Special thanks to Julian Jin from AlphaRacks for sponsoring this tutorial.  

6 Comments

  1. Jarry:

    IMHO, out of these tips only 4 & 5 apply to situation when mysql has been running, suddenly stopped and can not be restarted (“your MySQL database has gone offline”). If you had problems with config, permissions or ports, mysql could never go offline because it could never start.

    Personally, if I have problem with some app/service, I start with checking logs before doing anything else. There should be clear indication for every of those problems mentioned above…

    November 9, 2017 @ 2:20 am | Reply
    • Great feedback, thanks Jarry :-)

      You’d be surprised though, when a server exchanges a lot of hands, especially with hands who aren’t familiar with the setup, or even worse, incompetent technicians messing up configurations, it happens more often than you think. We used to sell server management plans and almost 99% of the time MySQL failing to start errors was one of those five reasons.

      Julian

      November 9, 2017 @ 2:37 am | Reply
  2. This doesn’t really address anything beyond using basic common sense.

    For the given examples, the first four seem the most likely for an in-service-magically-stops issue.

    Also, “User-with-root migrates to MariaDB without understanding consequences” would be a pretty good weigh-in for #7, from what I’ve seen.. but those are usually immediately obvious, and only 2AM when designed to be done at 2AM ;)

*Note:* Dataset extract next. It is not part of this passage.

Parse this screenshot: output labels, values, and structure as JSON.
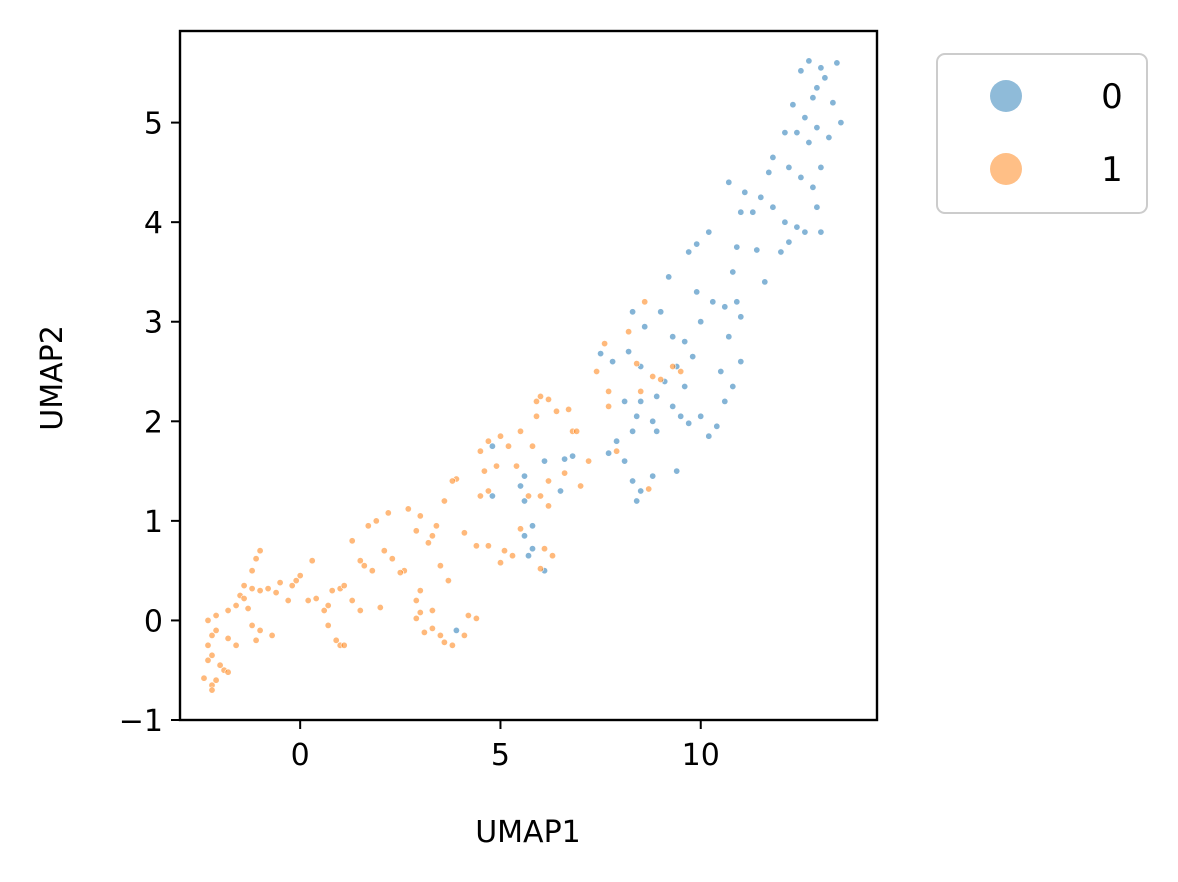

    November 11, 2017 @ 8:05 pm | Reply
  3. S Bokhari:

    Hello Julian,

    I have not expected this quality of tutorial from LEB Team.
    Please add value to content like PRO, not like less than a basic user and sure, you people can do.
    I am a regular visitor to LEB. I am surprised after reading a couple of tutorials here.

    Hope you understand my point.

    Regards

    November 22, 2017 @ 4:02 am | Reply
    • Duly noted, and more advanced tutorials are in the works. I appreciate your insight, but remember not everyone is a server expert like you are! :-)

      I’m sure this article is highly helpful to those who are coming from search engines like Google too.

      Julian

      November 23, 2017 @ 12:26 am | Reply
      • S Bokhari:

        Hello Julian,

        Thank you for noticing it. I think 99.99% audience of LEB is professional because they are managing their Dedi or Virtual Servers and that is not an easy task at all. Sometimes, they raise such typical points in comments that surprises me.

        I am also an SEO expert, and if your audience reads and comments your articles then it raises your PA (page authority) and ranks well in Google.

        To engage LEB audience is only possible through GREAT articles, not even average as I have noticed. Big G (Google) knows our audience interest better than us and believe me this right by my experience.

        Thank you for your contribution.